Prime Lens Advantages:
- Cost – Prime Lens are relatively cheaper as compared to their Zoom counterparts.
- Size & Weight – The Size and Weight of Prime Lenses are comparatively lower since moving parts are barely present.
- Learning Curve – Since Prime Lenses are the oldest for of Lenses, you have to physically move in or out by walking. It therefore allows the Photographer to use the lens to it’s full potential.
- Aesthetics – Zoom lenses can have a maximum aperture of f/2.8, were as Professional Prime Lenses can go as wide as f/1.2 rendering beautiful blurred background called “Bokeh”.
- Low Light Performance – As Prime Lenses can easily open upto f/2 or even upto f/1.2, the Lenses can perform wonderfully in low light situations.
Zoom Lens Advantages:
- Versatility – The primary reason for choosing a Zoom lens is versatility. It allows the Photographer to handle a variety of situations. He can shift from a Wide Angle to a Tele Photo just with the turn of the Zoom ring.
- Image Stabilization – Modern Zoom Lenses offers 3-4 stop image stabilization. Whether it Canon’s Image Stabilization (IS), Nikon’s Vibration Reduction (VR), Sigma’s Optical Stabilization (OS) or Tamron’s Vibration Compensation (VC) all allow you to shoot sharper Photographs at slower shutter speeds.
- Portability – Although they are comparatively bigger and bulkier than Prime Lenses, still a single Zoom Lens can replace two or more Prime Lenses, indirectly helps in reducing weight.
Other types of Lenses and their uses?
Camera Lenses come in either fixed (prime) focal lengths, or zooms, which cover a range of focal lengths, which we have already discussed above.

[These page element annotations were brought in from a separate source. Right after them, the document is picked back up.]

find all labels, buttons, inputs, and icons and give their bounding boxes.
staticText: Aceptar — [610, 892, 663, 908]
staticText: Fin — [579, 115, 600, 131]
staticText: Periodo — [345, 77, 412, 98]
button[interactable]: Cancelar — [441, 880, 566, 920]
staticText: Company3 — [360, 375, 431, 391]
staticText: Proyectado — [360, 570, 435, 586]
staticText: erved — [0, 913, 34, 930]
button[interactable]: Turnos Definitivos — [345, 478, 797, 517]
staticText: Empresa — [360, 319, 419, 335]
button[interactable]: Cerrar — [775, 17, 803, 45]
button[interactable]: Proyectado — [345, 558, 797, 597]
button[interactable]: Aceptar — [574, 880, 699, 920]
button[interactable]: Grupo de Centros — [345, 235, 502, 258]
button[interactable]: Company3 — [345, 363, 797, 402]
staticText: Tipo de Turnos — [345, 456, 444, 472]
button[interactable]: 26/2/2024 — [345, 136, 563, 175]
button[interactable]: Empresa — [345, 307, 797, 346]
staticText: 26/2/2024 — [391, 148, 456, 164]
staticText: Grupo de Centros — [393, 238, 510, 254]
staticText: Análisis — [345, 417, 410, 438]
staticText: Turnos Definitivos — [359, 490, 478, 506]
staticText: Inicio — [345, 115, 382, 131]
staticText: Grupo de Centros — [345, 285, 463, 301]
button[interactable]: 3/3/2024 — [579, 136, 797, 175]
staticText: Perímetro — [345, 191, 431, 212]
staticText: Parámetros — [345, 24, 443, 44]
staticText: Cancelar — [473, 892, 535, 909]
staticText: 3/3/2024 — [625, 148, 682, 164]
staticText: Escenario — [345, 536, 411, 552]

The different Focal Lengths are grouped into categories for different types of lenses.
1. Wide Angle Lenses: Traditionally, a super wide-angle lens is classified as anything under 20mm. Wide-angle is 21-35mm. Wide-angle lenses are most commonly used for photographing landscapes and architecture, although they are often also used for photographing large groups of people.
2. Prime Lenses: A standard lens has a focal length range of 35-70 mm. The most common standard lens is a fixed 50 mm lens. Standard lenses are most commonly used for documentary and street photography. The Canon 50mm f/1.8 lens is an example of a standard, fixed lens.
3. Medium Telephoto / Portrait Lens: The focal range between 80-135 mm is nearly always used by portrait photographers. These are specialist lenses, but can be surprisingly reasonably priced. The Canon EF 100mm f/2.8 Macro USM lens is an example of a one of these types of lenses.
4. Telephoto: Any lens with a focal length of between 135mm and 300mm is a True telephoto lens. Telephoto lenses are traditionally used for sports and wildlife photography, but their essential function is to bring distant objects closer.
5. Specialist Lenses: There are a variety of specialist lenses available. Some of the more common are:
a. Super Telephoto: These have a focal length of more than 300mm, and are used by dedicated sports and wildlife photographers.
b. Macro: These lenses are able to focus closer to an object than normal lenses, offering a 1:1 ratio. They are used for still-life photography of small objects.
c. Fisheye: These are on the edge of wide-angle lenses, and give a distorted view of the subject matter. The center of the image is magnified, and objects diminish in size in all directions around it.